According to analysts from TDS, the tepid reaction to today’s ECB meeting reinforces their view that familiar ranges will prevail in the EUR/USD pair for the foreseeable future. They noted, Draghi opened the door to further easing and with that, “he has opened the door to a renewed push lower if our bearish scenario materializes.”
Key Quotes:
“We continue to target 1.14 for our end-Q2 EURUSD forecast. All else equal, we would revise this lower if the Euro area’s growth outlook deteriorates or trade tensions escalate. We are less comfortable with our year-end target of 1.19 and path beyond at this stage, however. The ECB’s “lower for longer” message could mean a similarly uninspired trajectory for the currency. If the shorter-term risks are lower for EURUSD, the medium-term ones may be relatively flat compared with current levels. At longer horizons, however, we continue to see a broad USD depreciation.”
“We are focused on the 55-DMA currently at 1.1311. This corresponds quite closely with the 1.13 (+/-) pivot zone that has anchored the range in EURUSD since late last year. More broadly, we think would need to see a daily close below 1.1175 or above 1.1450 to consider if a larger directional move was afoot.”

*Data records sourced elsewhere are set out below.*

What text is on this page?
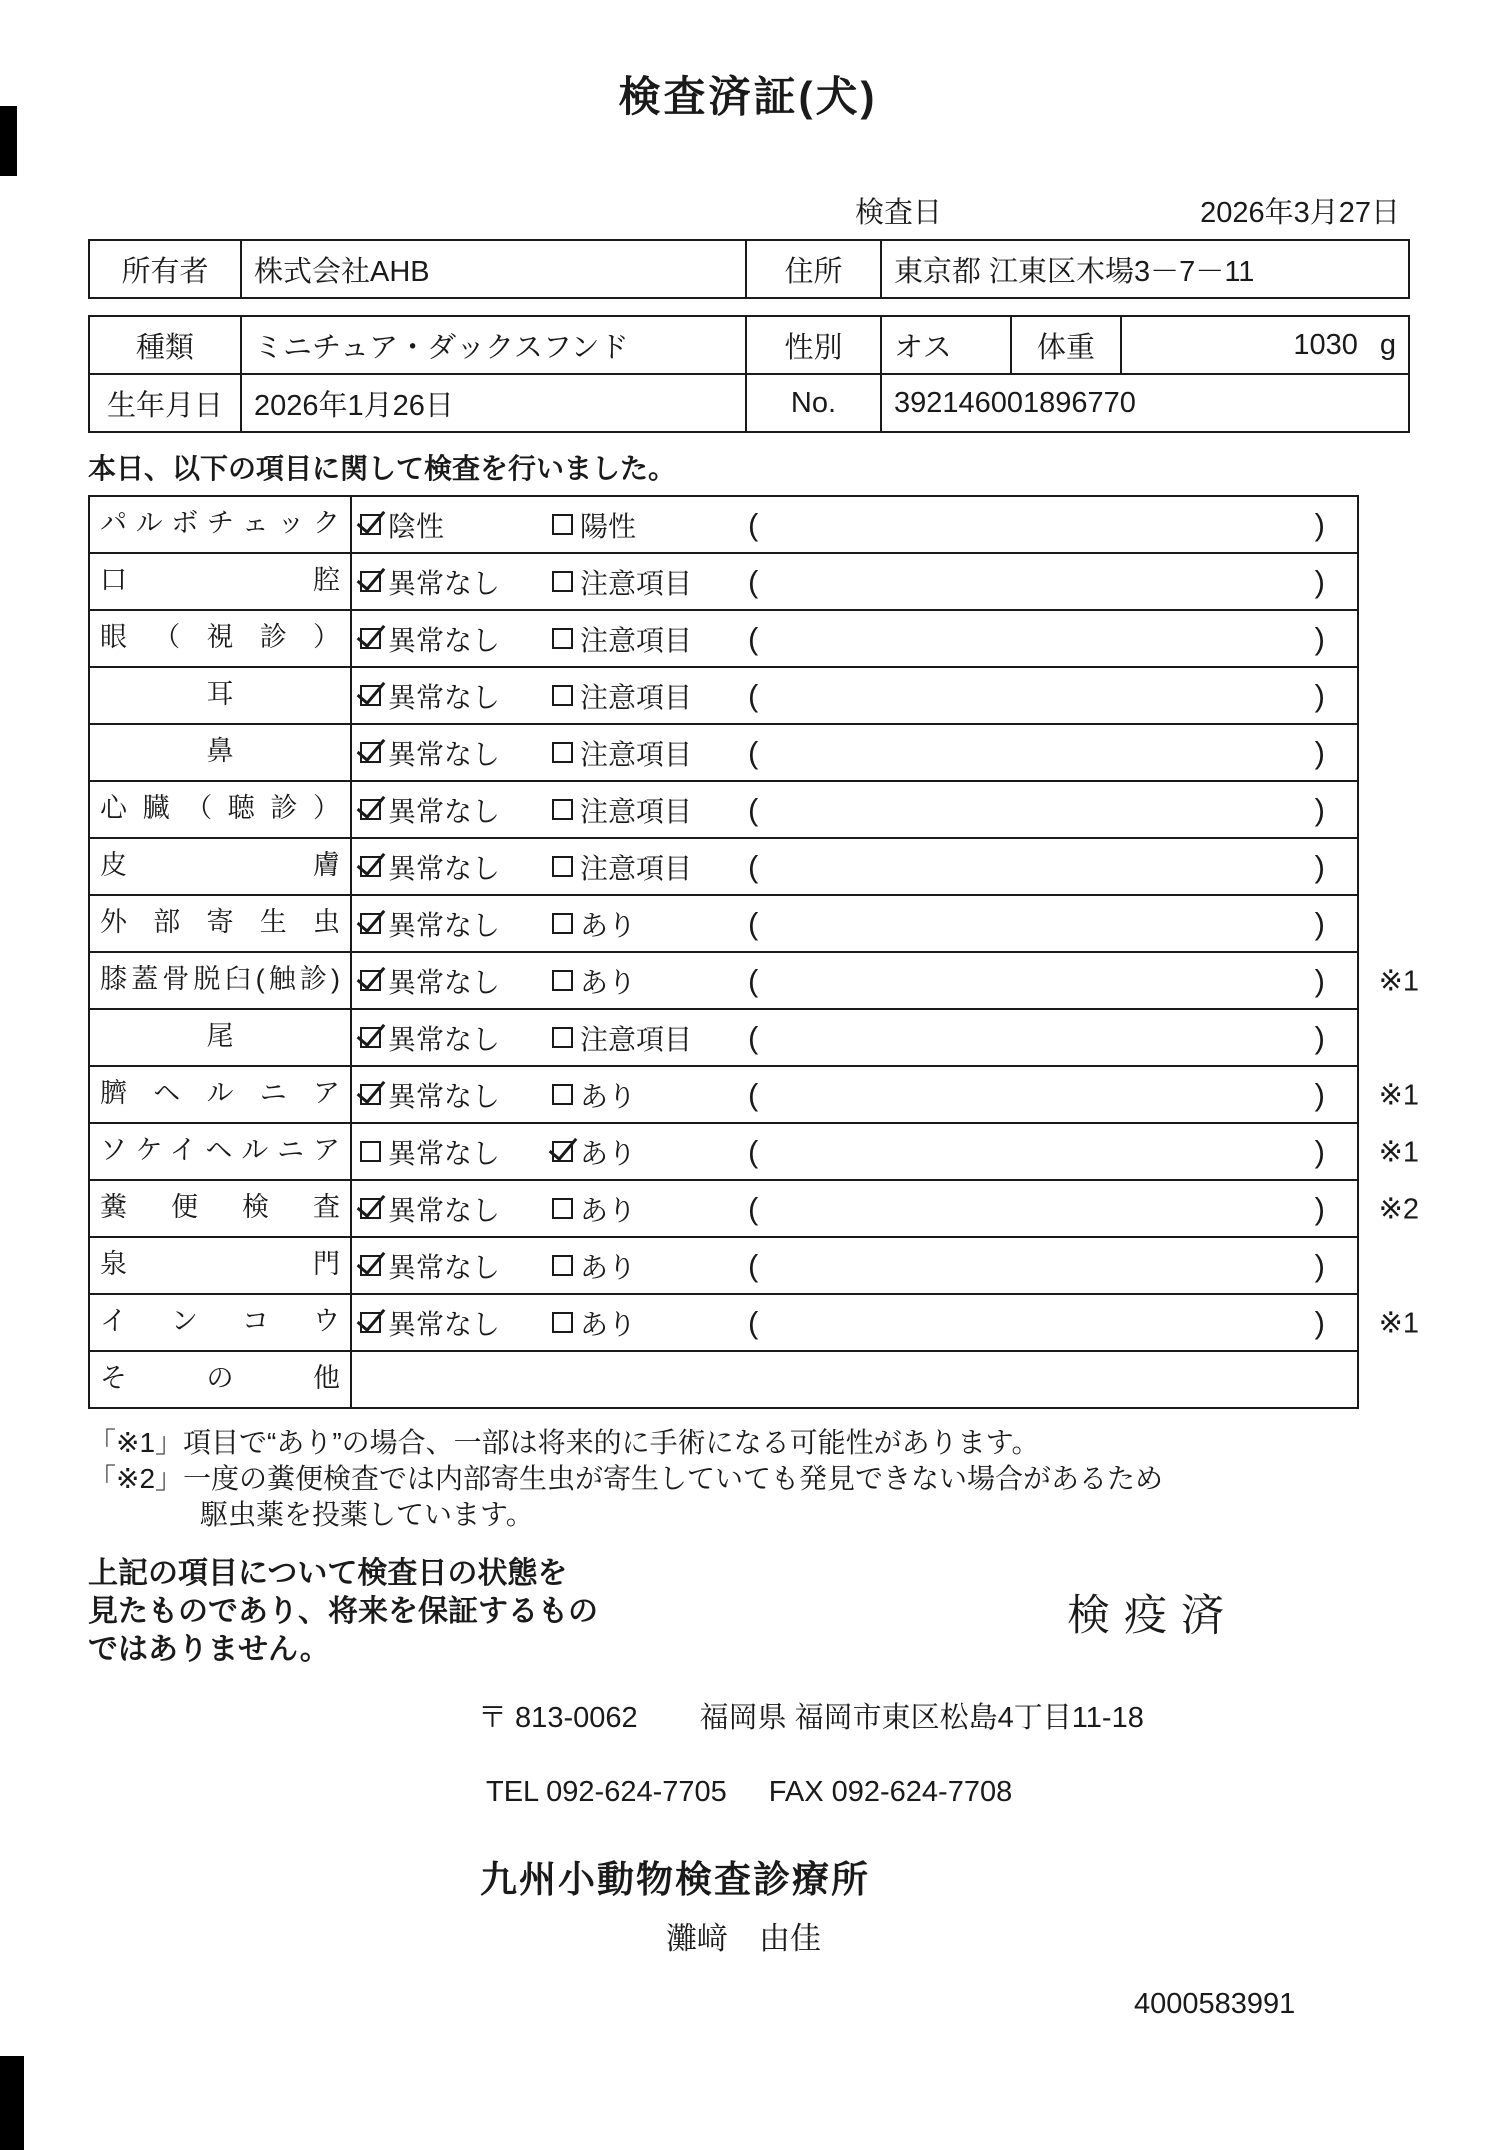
検査済証(犬)
検査日	2026年3月27日
所有者	株式会社AHB	住所	東京都 江東区木場3－7－11
種類	ミニチュア・ダックスフンド	性別	オス	体重	1030 g
生年月日	2026年1月26日	No.	392146001896770		

本日、以下の項目に関して検査を行いました。

パルボチェック	陰性	陽性	(	)
口腔	異常なし	注意項目 (	)
眼（視診）	異常なし	注意項目 (	)
耳	異常なし	注意項目 (	)
鼻	異常なし	注意項目 (	)
心臓（聴診）	異常なし	注意項目 (	)
皮膚	異常なし	注意項目 (	)
外部寄生虫	異常なし	あり	(	)
膝蓋骨脱臼(触診)	異常なし	あり	(	) ※1
尾	異常なし	注意項目 (	)
臍ヘルニア	異常なし	あり	(	) ※1
ソケイヘルニア	異常なし	あり	(	) ※1
糞便検査	異常なし	あり	(	) ※2
泉門	異常なし	あり	(	)
インコウ	異常なし	あり	(	) ※1
その他

「※1」項目で“あり”の場合、一部は将来的に手術になる可能性があります。

「※2」一度の糞便検査では内部寄生虫が寄生していても発見できない場合があるため

駆虫薬を投薬しています。

上記の項目について検査日の状態を
見たものであり、将来を保証するもの
ではありません。
検疫済
〒 813-0062 福岡県 福岡市東区松島4丁目11-18
TEL 092-624-7705 FAX 092-624-7708
九州小動物検査診療所
灘﨑　由佳
4000583991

“A push lower seems like the more likely possibility at this stage. A push well below 1.1175 would put a test of 1.1120 into view. A break lower from there could next see a challenge of support at 1.1020/25. Beyond that, we think investors would look for a probe down to 1.0820 – the “melt-up” level established after the first round of the French Presidential election in April 2017.